Differential effects of cholesterol and desmosterol on the ligand binding function of the hippocampal serotonin1A receptor: Implications in desmosterolosis

Cholesterol is a unique molecule in terms of high level of in-built stringency, fine tuned by natural evolution for its ability to optimize physical properties of higher eukaryotic cell membranes in relation to biological functions. We previously demonstrated the requirement of membrane cholesterol in maintaining the ligand binding activity of the hippocampal serotonin_1A receptor. In order to test the molecular stringency of the requirement of cholesterol, we depleted cholesterol from native hippocampal membranes followed by replenishment with desmosterol. Desmosterol is an immediate biosynthetic precursor of cholesterol in the Bloch pathway differing only in a double bond at the 24th position in the alkyl side chain. Our results show that replenishment with desmosterol does not restore ligand binding activity of the serotonin_1A receptor although replenishment with cholesterol led to significant recovery of ligand binding. This is in spite of similar membrane organization (order) in these membranes, as monitored by fluorescence anisotropy measurements. The requirement for restoration of ligand binding activity therefore appears to be more stringent than the requirement for the recovery of overall membrane order. These novel results have potential implications in understanding the interaction of membrane lipids with this important neuronal receptor in diseases such as desmosterolosis.     

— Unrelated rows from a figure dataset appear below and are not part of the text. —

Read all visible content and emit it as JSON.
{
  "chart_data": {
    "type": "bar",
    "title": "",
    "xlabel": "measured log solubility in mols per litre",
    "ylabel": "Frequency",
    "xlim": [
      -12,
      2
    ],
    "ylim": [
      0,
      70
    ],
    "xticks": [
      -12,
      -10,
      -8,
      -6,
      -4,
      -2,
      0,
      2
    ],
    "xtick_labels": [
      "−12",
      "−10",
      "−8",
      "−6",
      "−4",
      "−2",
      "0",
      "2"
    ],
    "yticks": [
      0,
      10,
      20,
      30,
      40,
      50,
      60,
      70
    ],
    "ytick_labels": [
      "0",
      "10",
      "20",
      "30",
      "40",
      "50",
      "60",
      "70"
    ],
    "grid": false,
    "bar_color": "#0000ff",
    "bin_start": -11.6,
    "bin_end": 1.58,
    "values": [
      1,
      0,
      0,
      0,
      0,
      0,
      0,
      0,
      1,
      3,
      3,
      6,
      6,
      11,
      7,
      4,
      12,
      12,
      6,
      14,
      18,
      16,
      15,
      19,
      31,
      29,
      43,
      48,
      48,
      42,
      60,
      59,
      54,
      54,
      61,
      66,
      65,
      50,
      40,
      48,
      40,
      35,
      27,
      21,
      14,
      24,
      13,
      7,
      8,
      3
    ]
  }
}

Signaling by the human serotonin1A receptor is impaired in cellular model of Smith-Lemli-Opitz Syndrome

The Smith-Lemli-Opitz Syndrome (SLOS) is a congenital and developmental malformation syndrome associated with defective cholesterol biosynthesis. SLOS is clinically diagnosed by reduced plasma levels of cholesterol along with elevated levels of 7-dehydrocholesterol (and its positional isomer 8-dehydrocholesterol) and the ratio of their concentrations to that of cholesterol. Since SLOS is associated with neurological deformities and malfunction, exploring the function of neuronal receptors and their interaction with membrane cholesterol under these conditions assumes significance. We have earlier shown the requirement of membrane cholesterol for the ligand binding function of an important neurotransmitter G-protein coupled receptor, the serotonin_1A receptor. In the present work, we have generated a cellular model of SLOS using CHO cells stably expressing the human serotonin_1A receptor. This was achieved by metabolically inhibiting the biosynthesis of cholesterol, utilizing a specific inhibitor (AY 9944) of the enzyme required in the final step of cholesterol biosynthesis. We utilized this cellular model to monitor the function of the human serotonin_1A receptor under SLOS-like condition. Our results show that ligand binding activity, G-protein coupling and downstream signaling of serotonin_1A receptors are impaired in SLOS-like condition, although the membrane receptor level does not exhibit any reduction. Importantly, metabolic replenishment of cholesterol using serum partially restored the ligand binding activity of the serotonin_1A receptor. These results are potentially useful in developing strategies for the future treatment of the disease since intake of dietary cholesterol is the only feasible treatment for SLOS patients.